The debilitating effects of a multitude of neurological and mental health disorders have been targeted through the use of deep brain stimulation (DBS).
This is a type of surgical procedure whereby very fine wires are implanted into the brain, with electrodes at the tip to send out special signals. These electrodes are connected to a pacemaker type device, known as a pulse generator, which is placed under the skin in the chest or stomach area. The aim of this surgery is to deliver high frequency stimulation to a target area to control a specific negative effect of a neurological disorder.
The phenomenal impact of this surgery is highlighted through the effects upon Parkinson’s patients, of which this treatment is predominantly used for. These individuals suffer from the inability to control their movement, such as tremors, rigidity, stiffness, and walking problems. Using this type of stimulation enables the individual to have more control over their movement through sending these electrical signals to areas of the brain that control movement, blocking the abnormal signals that are the root cause of the Parkinson’s symptoms.
According to the National Institute of Neurological Disorders and Strokes, a subsequent advantage of this surgery is that it reduces the need to take certain medication for the disease, thus limiting the risk of medication effects. Nonetheless, there are certain weaknesses that need to be taken into account before administration. Research has shown that deep brain stimulation does not improve the cognitive symptoms of Parkinson’s, and may actually worsen them.
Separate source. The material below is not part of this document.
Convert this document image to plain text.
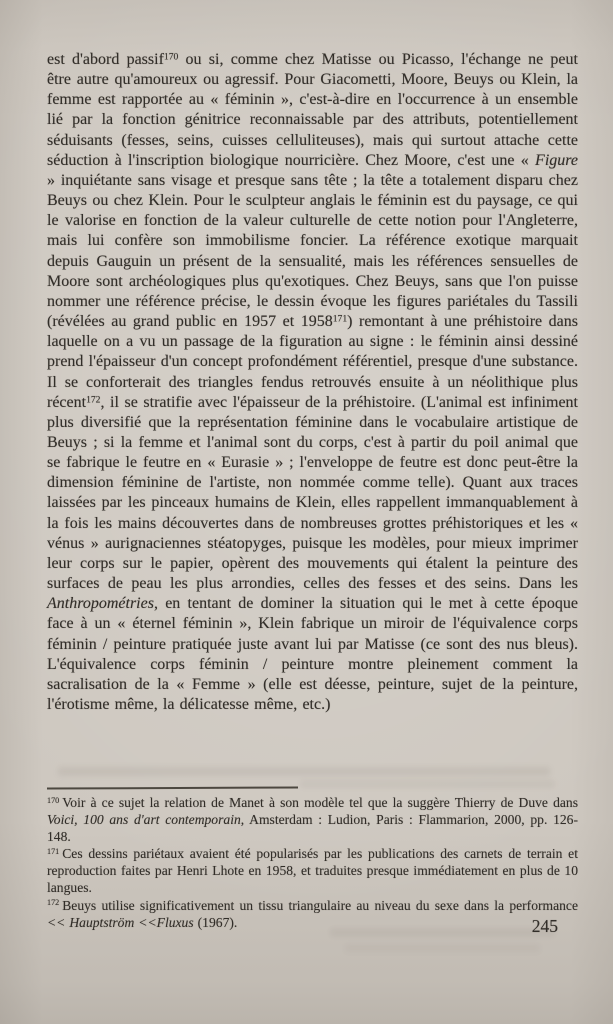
est d'abord passif$^{170}$ ou si, comme chez Matisse ou Picasso, l'échange ne peut être autre qu'amoureux ou agressif. Pour Giacometti, Moore, Beuys ou Klein, la femme est rapportée au « féminin », c'est-à-dire en l'occurrence à un ensemble lié par la fonction génitrice reconnaissable par des attributs, potentiellement séduisants (fesses, seins, cuisses celluliteuses), mais qui surtout attache cette séduction à l'inscription biologique nourricière. Chez Moore, c'est une « Figure » inquiétante sans visage et presque sans tête ; la tête a totalement disparu chez Beuys ou chez Klein. Pour le sculpteur anglais le féminin est du paysage, ce qui le valorise en fonction de la valeur culturelle de cette notion pour l'Angleterre, mais lui confère son immobilisme foncier. La référence exotique marquait depuis Gauguin un présent de la sensualité, mais les références sensuelles de Moore sont archéologiques plus qu'exotiques. Chez Beuys, sans que l'on puisse nommer une référence précise, le dessin évoque les figures pariétales du Tassili (révélées au grand public en 1957 et 1958$^{171}$) remontant à une préhistoire dans laquelle on a vu un passage de la figuration au signe : le féminin ainsi dessiné prend l'épaisseur d'un concept profondément référentiel, presque d'une substance. Il se conforterait des triangles fendus retrouvés ensuite à un néolithique plus récent$^{172}$, il se stratifie avec l'épaisseur de la préhistoire. (L'animal est infiniment plus diversifié que la représentation féminine dans le vocabulaire artistique de Beuys ; si la femme et l'animal sont du corps, c'est à partir du poil animal que se fabrique le feutre en « Eurasie » ; l'enveloppe de feutre est donc peut-être la dimension féminine de l'artiste, non nommée comme telle). Quant aux traces laissées par les pinceaux humains de Klein, elles rappellent immanquablement à la fois les mains découvertes dans de nombreuses grottes préhistoriques et les « vénus » aurignaciennes stéatopyges, puisque les modèles, pour mieux imprimer leur corps sur le papier, opèrent des mouvements qui étalent la peinture des surfaces de peau les plus arrondies, celles des fesses et des seins. Dans les Anthropométries, en tentant de dominer la situation qui le met à cette époque face à un « éternel féminin », Klein fabrique un miroir de l'équivalence corps féminin / peinture pratiquée juste avant lui par Matisse (ce sont des nus bleus). L'équivalence corps féminin / peinture montre pleinement comment la sacralisation de la « Femme » (elle est déesse, peinture, sujet de la peinture, l'érotisme même, la délicatesse même, etc.)

$^{170}$ Voir à ce sujet la relation de Manet à son modèle tel que la suggère Thierry de Duve dans Voici, 100 ans d'art contemporain, Amsterdam : Ludion, Paris : Flammarion, 2000, pp. 126-148.
$^{171}$ Ces dessins pariétaux avaient été popularisés par les publications des carnets de terrain et reproduction faites par Henri Lhote en 1958, et traduites presque immédiatement en plus de 10 langues.
$^{172}$ Beuys utilise significativement un tissu triangulaire au niveau du sexe dans la performance << Hauptström <<Fluxus (1967).	245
Therefore, this type of intervention would not be suitable for individuals showing signs of dementia.
Not only does this revolutionary treatment help relieve the symptoms from Parkinson’s disease, recent research has demonstrated some very positive outlooks for treating a wide range of mental health disorders. Depression for example, has shown promising results in studies conducted that target the subgenual cingulate cortex with deep brain stimulation.
The Mental Health Foundation has expressed that almost 9% of the British population meet the criteria for depression. The need for an effective treatment that is both reversible, and medication free is therefore vital for helping those with severe mental health problems that are unresponsive to the generic treatment options.
Further research into the effects of DBS on various other brain areas that are linked to depression should be conducted to examine the full potential of this treatment. The nucleus accumbens, for example, has been strongly linked to the pathophysiology of depression. This part of the brain plays a role in the reward pathway, eliciting the pleasurable feelings and emotions associated with rewarding stimuli.
Another prevalent mental health disorder that approximately 741,504 people are living with at any one time is Obsessive Compulsive Disorder (OCD). This condition causes severe anxiety, as well as frequent obsessional thoughts and compulsive activity. OCD is therefore extremely intrusive on individual’s lives, and can affect their social, cognitive, and emotional wellbeing. OCD-UK has emphasised the growing evidence that Deep Brain Stimulation can be helpful to those who suffer from this condition. This research into OCD and DBS is still in its early days, yet demonstrates the direction that this treatment is heading in helping a wide array of people with different mental health conditions.
Deep brain stimulation is evidently a revolutionary treatment that can enable individuals who suffer from a variety of mental health conditions the chance to live a life that is not completely centred on the effects of their disorder. The potential benefits of this surgical treatment is extremely hopeful, and only with the phenomenal work of the researchers and their constant motivation to combat these devastating disorders will we facilitate happier, more fulfilling lives.